Isaac
Marion was born in northwestern Washington in 1981 and has lived in and
around Seattle his whole life and worked installing heating ducts, guarding
power plants, delivering beds to hospice patients and supervising parental
visits for foster children. He is not married, has no children and did not go
to college or win any prizes. Warm Bodies (Atria, April 26, 2011) is his first novel.
On your nightstand now:
Cloud Atlas by David Mitchell.
Favorite book when you were a child:
Varied constantly, but maybe the Redwall series?
Your top five authors:
I
might be able to pick top five books but never authors. I rarely read more than
one or two books by the same author, so I can't really vouch for any author's
entire catalogue.
Book you've faked reading:
I've never actually told someone I've read a book that I haven't, but I have lots of classic novels on my shelf that I "haven't gotten to yet." Mainly because they're old leathery editions and they just look cool. Call it decorative literature.
Book you're an evangelist for:
At the moment, Everything Matters! by Ron Currie Jr.
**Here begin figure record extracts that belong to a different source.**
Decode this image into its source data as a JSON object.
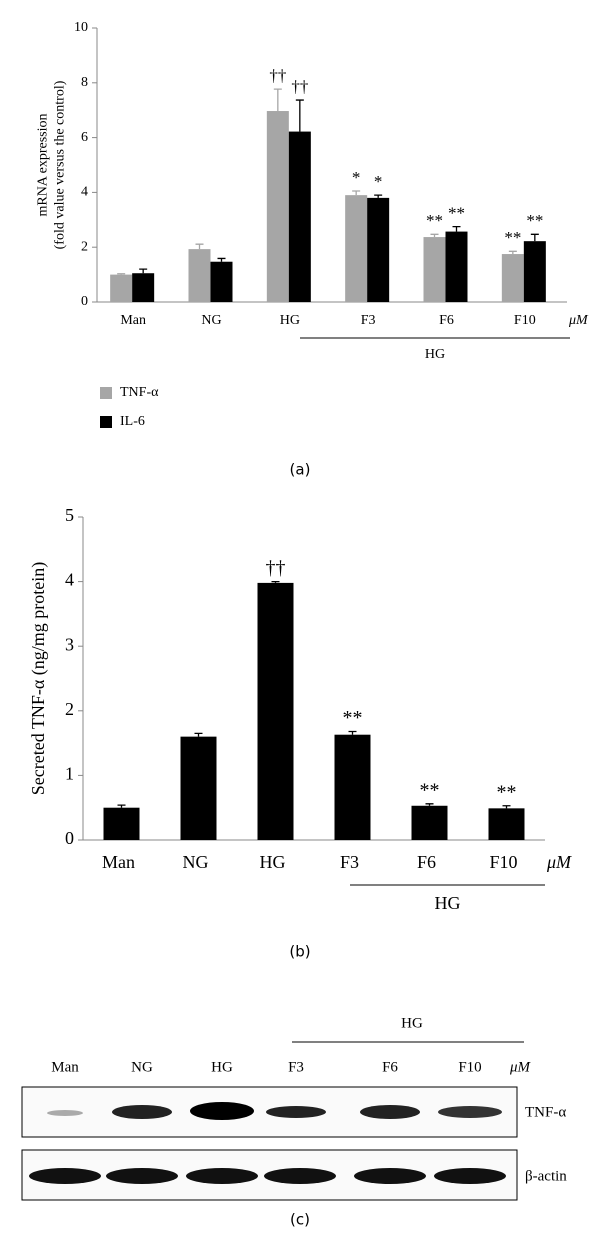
{
  "chart_data": [
    {
      "type": "bar",
      "panel_label": "(a)",
      "ylabel": [
        "mRNA expression",
        "(fold value versus the control)"
      ],
      "categories": [
        "Man",
        "NG",
        "HG",
        "F3",
        "F6",
        "F10"
      ],
      "x_unit": "μM",
      "group_label": "HG",
      "series": [
        {
          "name": "TNF-α",
          "color": "#a6a6a6",
          "values": [
            1.0,
            1.93,
            6.97,
            3.9,
            2.37,
            1.75
          ],
          "errors": [
            0.03,
            0.18,
            0.8,
            0.15,
            0.1,
            0.1
          ],
          "annotations": [
            null,
            null,
            "††",
            "*",
            "**",
            "**"
          ]
        },
        {
          "name": "IL-6",
          "color": "#000000",
          "values": [
            1.05,
            1.47,
            6.22,
            3.8,
            2.57,
            2.22
          ],
          "errors": [
            0.15,
            0.12,
            1.15,
            0.1,
            0.18,
            0.25
          ],
          "annotations": [
            null,
            null,
            "††",
            "*",
            "**",
            "**"
          ]
        }
      ],
      "ylim": [
        0,
        10
      ],
      "yticks": [
        0,
        2,
        4,
        6,
        8,
        10
      ],
      "legend": "bottom-left"
    },
    {
      "type": "bar",
      "panel_label": "(b)",
      "ylabel": [
        "Secreted TNF-α (ng/mg protein)"
      ],
      "categories": [
        "Man",
        "NG",
        "HG",
        "F3",
        "F6",
        "F10"
      ],
      "x_unit": "μM",
      "group_label": "HG",
      "color": "#000000",
      "values": [
        0.5,
        1.6,
        3.98,
        1.63,
        0.53,
        0.49
      ],
      "errors": [
        0.04,
        0.05,
        0.02,
        0.05,
        0.03,
        0.04
      ],
      "annotations": [
        null,
        null,
        "††",
        "**",
        "**",
        "**"
      ],
      "ylim": [
        0,
        5
      ],
      "yticks": [
        0,
        1,
        2,
        3,
        4,
        5
      ]
    }
  ],
  "blot": {
    "panel_label": "(c)",
    "group_label": "HG",
    "lanes": [
      "Man",
      "NG",
      "HG",
      "F3",
      "F6",
      "F10"
    ],
    "unit": "μM",
    "rows": [
      "TNF-α",
      "β-actin"
    ]
  }
}
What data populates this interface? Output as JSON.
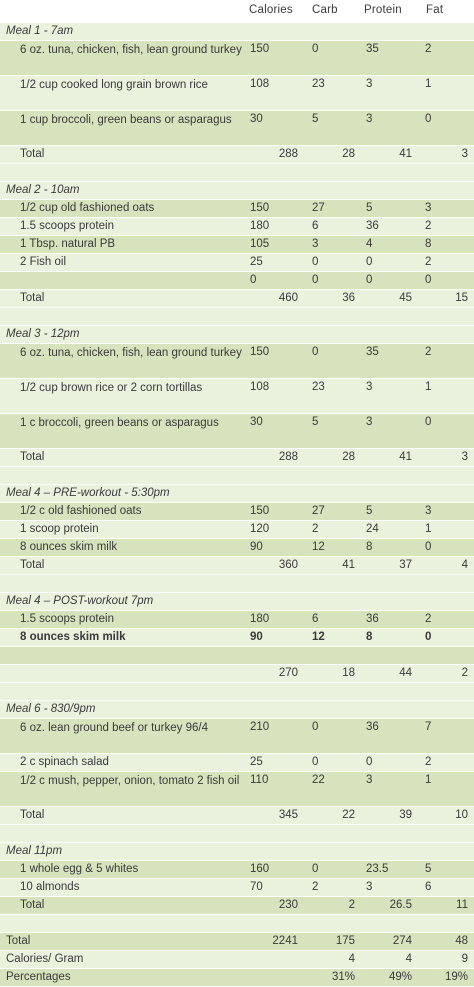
{
  "headers": {
    "calories": "Calories",
    "carb": "Carb",
    "protein": "Protein",
    "fat": "Fat"
  },
  "meals": [
    {
      "title": "Meal 1 - 7am",
      "items": [
        {
          "label": "6 oz. tuna, chicken, fish, lean ground turkey",
          "cal": "150",
          "carb": "0",
          "pro": "35",
          "fat": "2",
          "tall": true
        },
        {
          "label": "1/2 cup cooked long grain brown rice",
          "cal": "108",
          "carb": "23",
          "pro": "3",
          "fat": "1",
          "tall": true
        },
        {
          "label": "1 cup broccoli, green beans or asparagus",
          "cal": "30",
          "carb": "5",
          "pro": "3",
          "fat": "0",
          "tall": true
        }
      ],
      "total": {
        "label": "Total",
        "cal": "288",
        "carb": "28",
        "pro": "41",
        "fat": "3"
      }
    },
    {
      "title": "Meal 2  - 10am",
      "items": [
        {
          "label": "1/2 cup old fashioned oats",
          "cal": "150",
          "carb": "27",
          "pro": "5",
          "fat": "3"
        },
        {
          "label": "1.5 scoops protein",
          "cal": "180",
          "carb": "6",
          "pro": "36",
          "fat": "2"
        },
        {
          "label": "1 Tbsp. natural PB",
          "cal": "105",
          "carb": "3",
          "pro": "4",
          "fat": "8"
        },
        {
          "label": "2 Fish oil",
          "cal": "25",
          "carb": "0",
          "pro": "0",
          "fat": "2"
        },
        {
          "label": "",
          "cal": "0",
          "carb": "0",
          "pro": "0",
          "fat": "0"
        }
      ],
      "total": {
        "label": "Total",
        "cal": "460",
        "carb": "36",
        "pro": "45",
        "fat": "15"
      }
    },
    {
      "title": "Meal 3 - 12pm",
      "items": [
        {
          "label": "6 oz. tuna, chicken, fish, lean ground turkey",
          "cal": "150",
          "carb": "0",
          "pro": "35",
          "fat": "2",
          "tall": true
        },
        {
          "label": "1/2 cup brown rice or 2 corn tortillas",
          "cal": "108",
          "carb": "23",
          "pro": "3",
          "fat": "1",
          "tall": true
        },
        {
          "label": "1 c broccoli, green beans or asparagus",
          "cal": "30",
          "carb": "5",
          "pro": "3",
          "fat": "0",
          "tall": true
        }
      ],
      "total": {
        "label": "Total",
        "cal": "288",
        "carb": "28",
        "pro": "41",
        "fat": "3"
      }
    },
    {
      "title": "Meal 4 – PRE-workout - 5:30pm",
      "items": [
        {
          "label": "1/2 c old fashioned oats",
          "cal": "150",
          "carb": "27",
          "pro": "5",
          "fat": "3"
        },
        {
          "label": "1 scoop protein",
          "cal": "120",
          "carb": "2",
          "pro": "24",
          "fat": "1"
        },
        {
          "label": "8 ounces skim milk",
          "cal": "90",
          "carb": "12",
          "pro": "8",
          "fat": "0"
        }
      ],
      "total": {
        "label": "Total",
        "cal": "360",
        "carb": "41",
        "pro": "37",
        "fat": "4"
      }
    },
    {
      "title": "Meal 4 – POST-workout 7pm",
      "items": [
        {
          "label": "1.5 scoops protein",
          "cal": "180",
          "carb": "6",
          "pro": "36",
          "fat": "2"
        },
        {
          "label": "8 ounces skim milk",
          "cal": "90",
          "carb": "12",
          "pro": "8",
          "fat": "0",
          "bold": true
        },
        {
          "label": "",
          "cal": "",
          "carb": "",
          "pro": "",
          "fat": ""
        }
      ],
      "total": {
        "label": "",
        "cal": "270",
        "carb": "18",
        "pro": "44",
        "fat": "2"
      }
    },
    {
      "title": "Meal 6 - 830/9pm",
      "items": [
        {
          "label": "6 oz. lean ground beef or turkey 96/4",
          "cal": "210",
          "carb": "0",
          "pro": "36",
          "fat": "7",
          "tall": true
        },
        {
          "label": "2 c spinach salad",
          "cal": "25",
          "carb": "0",
          "pro": "0",
          "fat": "2"
        },
        {
          "label": "1/2 c mush, pepper, onion, tomato 2 fish oil",
          "cal": "110",
          "carb": "22",
          "pro": "3",
          "fat": "1",
          "tall": true
        }
      ],
      "total": {
        "label": "Total",
        "cal": "345",
        "carb": "22",
        "pro": "39",
        "fat": "10"
      }
    },
    {
      "title": "Meal 11pm",
      "items": [
        {
          "label": "1 whole egg & 5 whites",
          "cal": "160",
          "carb": "0",
          "pro": "23.5",
          "fat": "5"
        },
        {
          "label": "10 almonds",
          "cal": "70",
          "carb": "2",
          "pro": "3",
          "fat": "6"
        }
      ],
      "total": {
        "label": "Total",
        "cal": "230",
        "carb": "2",
        "pro": "26.5",
        "fat": "11"
      }
    }
  ],
  "summary": [
    {
      "label": "Total",
      "cal": "2241",
      "carb": "175",
      "pro": "274",
      "fat": "48"
    },
    {
      "label": "Calories/ Gram",
      "cal": "",
      "carb": "4",
      "pro": "4",
      "fat": "9"
    },
    {
      "label": "Percentages",
      "cal": "",
      "carb": "31%",
      "pro": "49%",
      "fat": "19%"
    }
  ]
}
Book you've bought for the cover:
Any Chuck Palahniuk book.
Book that changed your life:
Life change is a lot to attribute to any one book, but Everything Matters! did cause me to rethink some pretty big issues.
Favorite line from a book:
The last line in The Road by Cormac McCarthy: "In the deep glens where they lived all things were older than man and they hummed of mystery."
Book you most want to read again for the first time:
House of Leaves by Mark Z. Danielewski.